Webb had reported to the board on the topic in mid-July. Of the 163 applications in the 2015-16 term, 25 had been for the high schools, which are considered “open schools.” So the high school transfers were automatically approved.
Of the remaining 138 transfer requests on behalf of elementary and middle school students in 2015-16, all were for “extenuating circumstances” and none for medical reasons, Webb reported. Of those 138 requests, the committees denied 43.
In spring 2015, Webb led an effort to redraw bus transportation lines to shift about 150 students from Langston Chapel Elementary School, which had been operating at capacity, to Sallie Zetterower Elementary, which had some unused classrooms.
The volume of transfer requests threatened to counteract such efforts to even out numbers of students to schools that have space for them, he said.
When Webb reported to the board again July 28, the school system had been through the summer rush of hardship applications for 2016-17.
Originally, the policy change had been on that evening’s agenda to be “placed on the table” for a vote this week. But with school about to start back Aug. 1, board members went ahead and approved the change July 28.
Webb said that hardship requests “in the pipeline” at that time were being processed, but no more were to be accepted.
Through July 27, there were 65 requests for this school year. Of those, about 14 were for high school transfers and were granted automatically. Of the elementary and middle school applications, 18 had been approved, Webb said the first week of school.
Children who transfer to a different elementary school through May school choice are allowed to remain in that school in later grades, but are not guaranteed a seat at the middle school in the same district. That had been a reason for some of the requests.
High school window
Although the three high schools are still considered open to any grades 9-12 student in the county, requests for transfers between high schools will also be limited to the first three weeks in May, Webb said in an interview.

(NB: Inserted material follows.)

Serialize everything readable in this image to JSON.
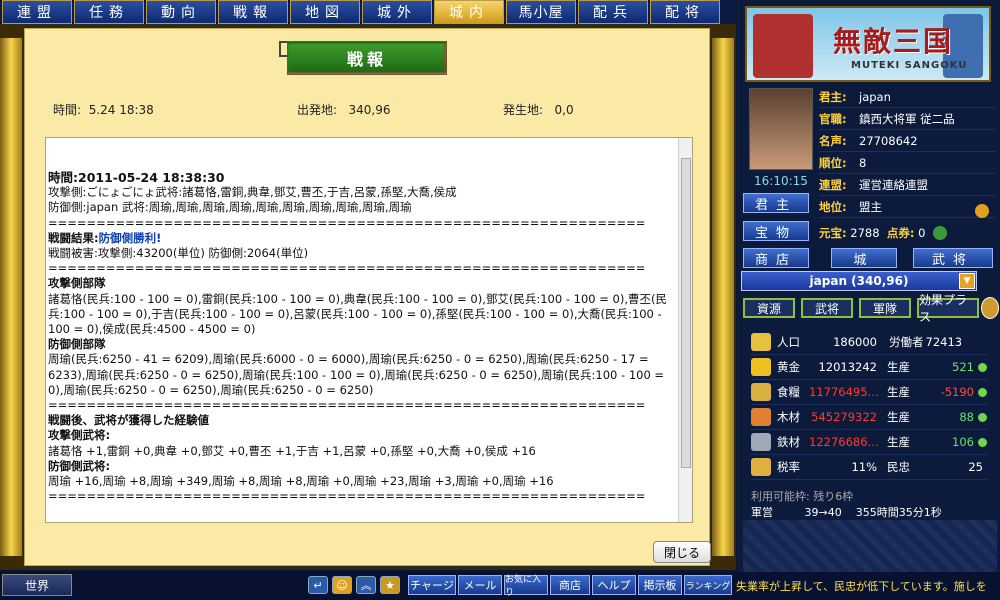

This was never a matter of board policy, “but of superintendent’s procedure,” he said. The high schools had been open to transfers throughout the year only for the past three years, and the limitation to the May window is a return to the past practice.
By knowing then how many transfers to expect, principals are able to prepare better during the summer, hiring more teachers if necessary, Webb said.
Board member Steve Hein, who seconded the motion to eliminate hardship transfers, said he prefers to view the change as aligning with state policy and with that of several surrounding counties. Board member Glennera Martin, who made the motion, said she thinks that having students attend their assigned schools so that some schools are not overloaded is fairer to everybody.
But the board needs to be attentive to parents’ reasons for requesting the transfers, she said.
“We have to be careful about those reasons that they give you for attending this school over that school, because I tend to think all of our schools are great schools, and if they are not, we need to move toward improving them,” Martin said.
The 2009 school choice law did not set the May timeframe, but Georgia Department of Education rules written to comply with the law require that school systems provide parents at least 14 days each year to apply.